La casa de Gran Hermano Generación Dorada vivió una de sus noches más impactantes cuando una participante decidió abandonar el juego en plena gala de eliminación tras atravesar una fuerte crisis emocional en vivo, un episodio que alteró por completo la dinámica del reality.
Todo ocurrió durante la emisión conducida por Santiago del Moro, cuando Jessica “La Maciel” logró salir de placa luego de una semana compleja, pero lejos de representar un alivio, ese momento marcó el inicio de un quiebre que rápidamente se hizo visible ante las cámaras y sus compañeros.
Minutos después, la jugadora ingresó al confesionario y sufrió un ataque de pánico que obligó a la intervención inmediata del equipo médico, que junto a profesionales de la salud mental la asistieron mientras crecía la preocupación dentro y fuera de la casa.
El contexto previo ya era delicado, ya que la participante venía atravesando días de alta carga emocional tras recibir una notificación judicial dentro del programa, situación que impactó de lleno en su estado anímico y se potenció por el encierro y la exposición constante.

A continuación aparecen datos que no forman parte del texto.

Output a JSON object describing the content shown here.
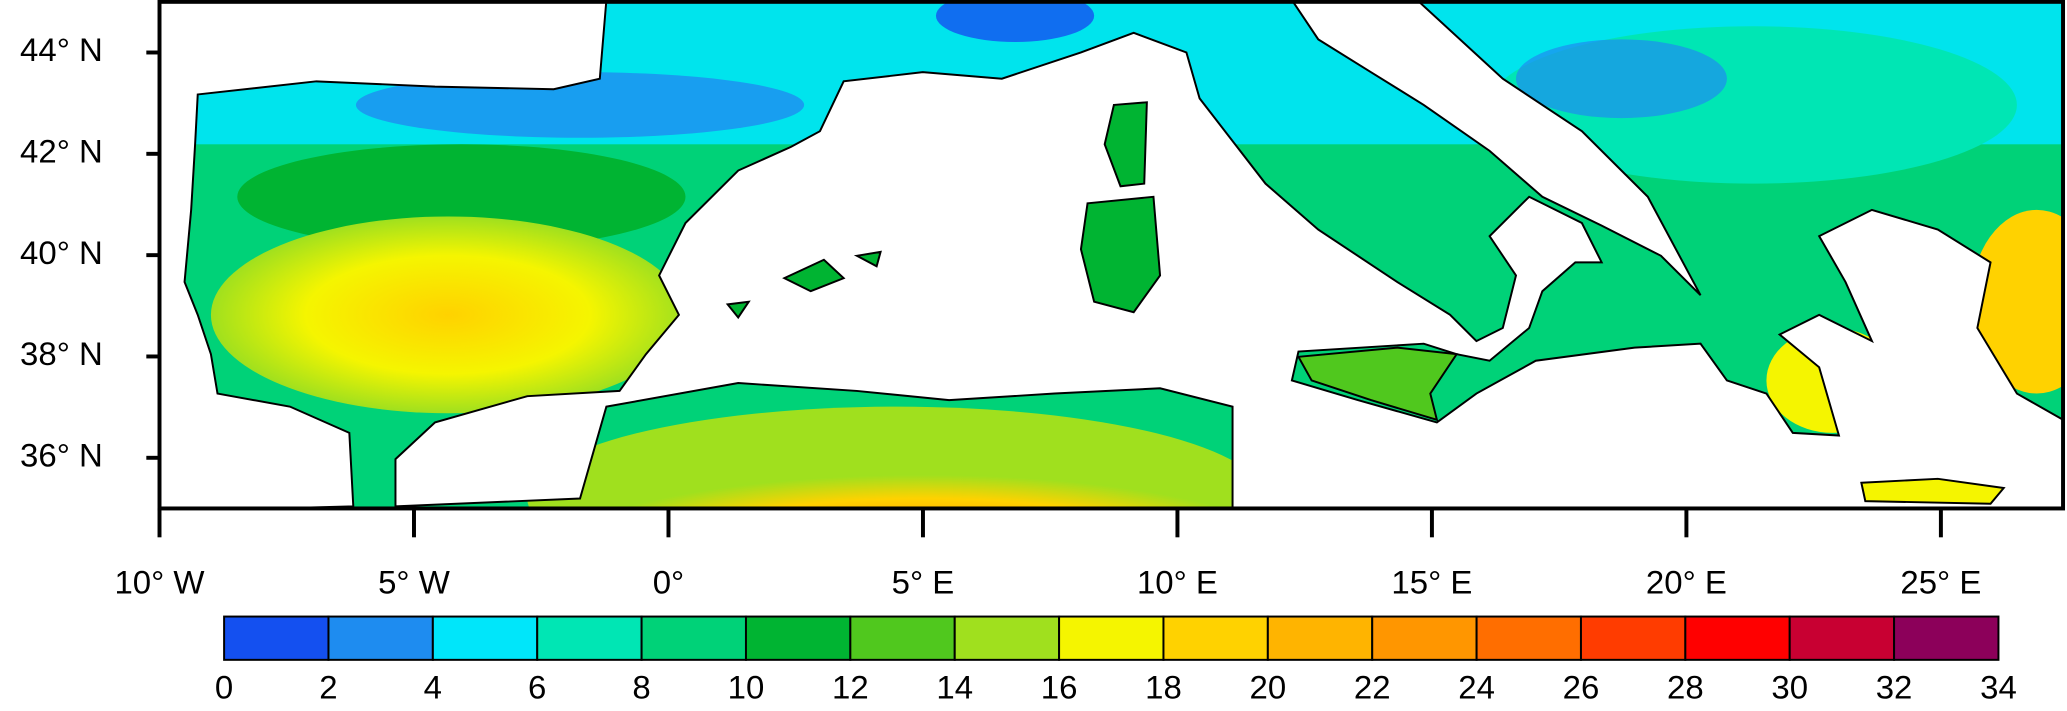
{
  "map": {
    "xlim": [
      -10,
      27.4
    ],
    "ylim": [
      35,
      45
    ],
    "xticks": [
      {
        "value": -10,
        "label": "10° W"
      },
      {
        "value": -5,
        "label": "5° W"
      },
      {
        "value": 0,
        "label": "0°"
      },
      {
        "value": 5,
        "label": "5° E"
      },
      {
        "value": 10,
        "label": "10° E"
      },
      {
        "value": 15,
        "label": "15° E"
      },
      {
        "value": 20,
        "label": "20° E"
      },
      {
        "value": 25,
        "label": "25° E"
      }
    ],
    "yticks": [
      {
        "value": 44,
        "label": "44° N"
      },
      {
        "value": 42,
        "label": "42° N"
      },
      {
        "value": 40,
        "label": "40° N"
      },
      {
        "value": 38,
        "label": "38° N"
      },
      {
        "value": 36,
        "label": "36° N"
      }
    ],
    "colorbar": {
      "bounds": [
        0,
        2,
        4,
        6,
        8,
        10,
        12,
        14,
        16,
        18,
        20,
        22,
        24,
        26,
        28,
        30,
        32,
        34
      ],
      "colors": [
        "#1450f0",
        "#1e8cf0",
        "#00e6fa",
        "#00e6b4",
        "#00d278",
        "#00b432",
        "#50c81e",
        "#a0e01e",
        "#f5f500",
        "#ffd200",
        "#ffb400",
        "#ff9600",
        "#ff6e00",
        "#ff3c00",
        "#ff0000",
        "#c80032",
        "#8c005a"
      ]
    }
  }
}
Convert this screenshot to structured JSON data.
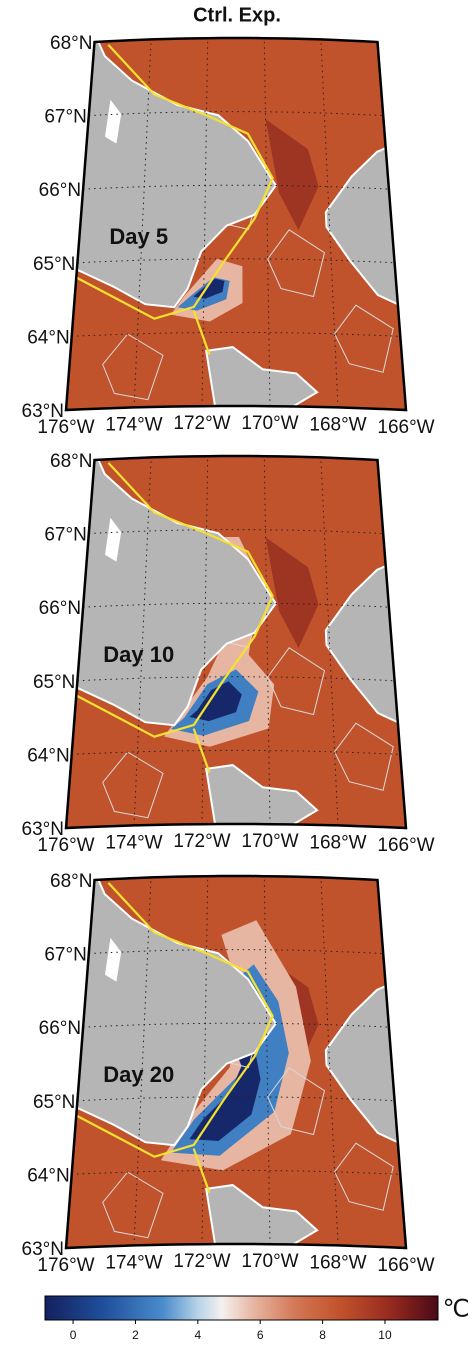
{
  "title": "Ctrl. Exp.",
  "panels": [
    {
      "label": "Day 5"
    },
    {
      "label": "Day 10"
    },
    {
      "label": "Day 20"
    }
  ],
  "lat_labels": [
    "68°N",
    "67°N",
    "66°N",
    "65°N",
    "64°N",
    "63°N"
  ],
  "lon_labels": [
    "176°W",
    "174°W",
    "172°W",
    "170°W",
    "168°W",
    "166°W"
  ],
  "colorbar": {
    "range": [
      -0.9,
      11.7
    ],
    "ticks": [
      0,
      2,
      4,
      6,
      8,
      10
    ],
    "unit": "℃"
  }
}
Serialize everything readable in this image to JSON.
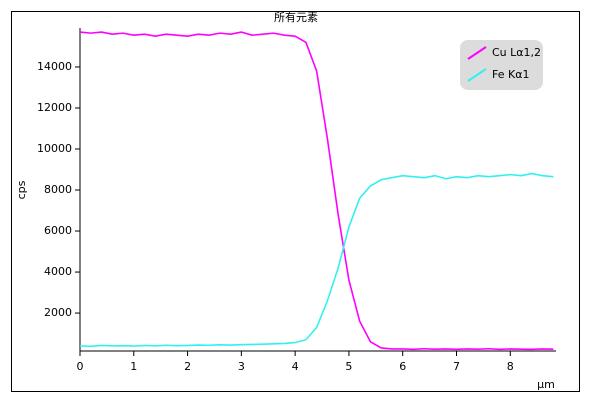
{
  "chart_data": {
    "type": "line",
    "title": "所有元素",
    "x_label": "µm",
    "y_label": "cps",
    "x": [
      0,
      0.2,
      0.4,
      0.6,
      0.8,
      1,
      1.2,
      1.4,
      1.6,
      1.8,
      2,
      2.2,
      2.4,
      2.6,
      2.8,
      3,
      3.2,
      3.4,
      3.6,
      3.8,
      4,
      4.2,
      4.4,
      4.6,
      4.8,
      5,
      5.2,
      5.4,
      5.6,
      5.8,
      6,
      6.2,
      6.4,
      6.6,
      6.8,
      7,
      7.2,
      7.4,
      7.6,
      7.8,
      8,
      8.2,
      8.4,
      8.6,
      8.8
    ],
    "series": [
      {
        "name": "Cu Lα1,2",
        "color": "#ff00ff",
        "values": [
          15700,
          15650,
          15700,
          15600,
          15650,
          15550,
          15600,
          15500,
          15600,
          15550,
          15500,
          15600,
          15550,
          15650,
          15600,
          15700,
          15550,
          15600,
          15650,
          15550,
          15500,
          15200,
          13800,
          10500,
          6800,
          3600,
          1600,
          600,
          300,
          250,
          250,
          230,
          260,
          240,
          250,
          230,
          250,
          240,
          260,
          230,
          250,
          240,
          230,
          250,
          240
        ]
      },
      {
        "name": "Fe Kα1",
        "color": "#33f0f0",
        "values": [
          400,
          380,
          420,
          400,
          410,
          390,
          420,
          400,
          430,
          410,
          420,
          440,
          430,
          450,
          440,
          460,
          470,
          480,
          500,
          520,
          560,
          700,
          1300,
          2600,
          4200,
          6200,
          7600,
          8200,
          8500,
          8600,
          8700,
          8650,
          8600,
          8700,
          8550,
          8650,
          8600,
          8700,
          8650,
          8700,
          8750,
          8700,
          8800,
          8700,
          8650
        ]
      }
    ],
    "xlim": [
      0,
      8.85
    ],
    "ylim": [
      150,
      15900
    ],
    "xticks": [
      0,
      1,
      2,
      3,
      4,
      5,
      6,
      7,
      8
    ],
    "yticks": [
      2000,
      4000,
      6000,
      8000,
      10000,
      12000,
      14000
    ],
    "legend": "upper-right"
  }
}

Finalmente, tras ser contenida, tomó la decisión de abandonar el reality y comunicó su salida con un mensaje dirigido a sus compañeros, priorizando su bienestar personal y el de su familia, en una despedida cargada de emoción que dejó al resto de los jugadores en estado de shock.
La salida no solo generó repercusiones emocionales, sino también estratégicas, ya que la participante ocupaba un lugar importante dentro del juego, por lo que su partida reconfigura alianzas y modifica el rumbo de la competencia en una instancia clave.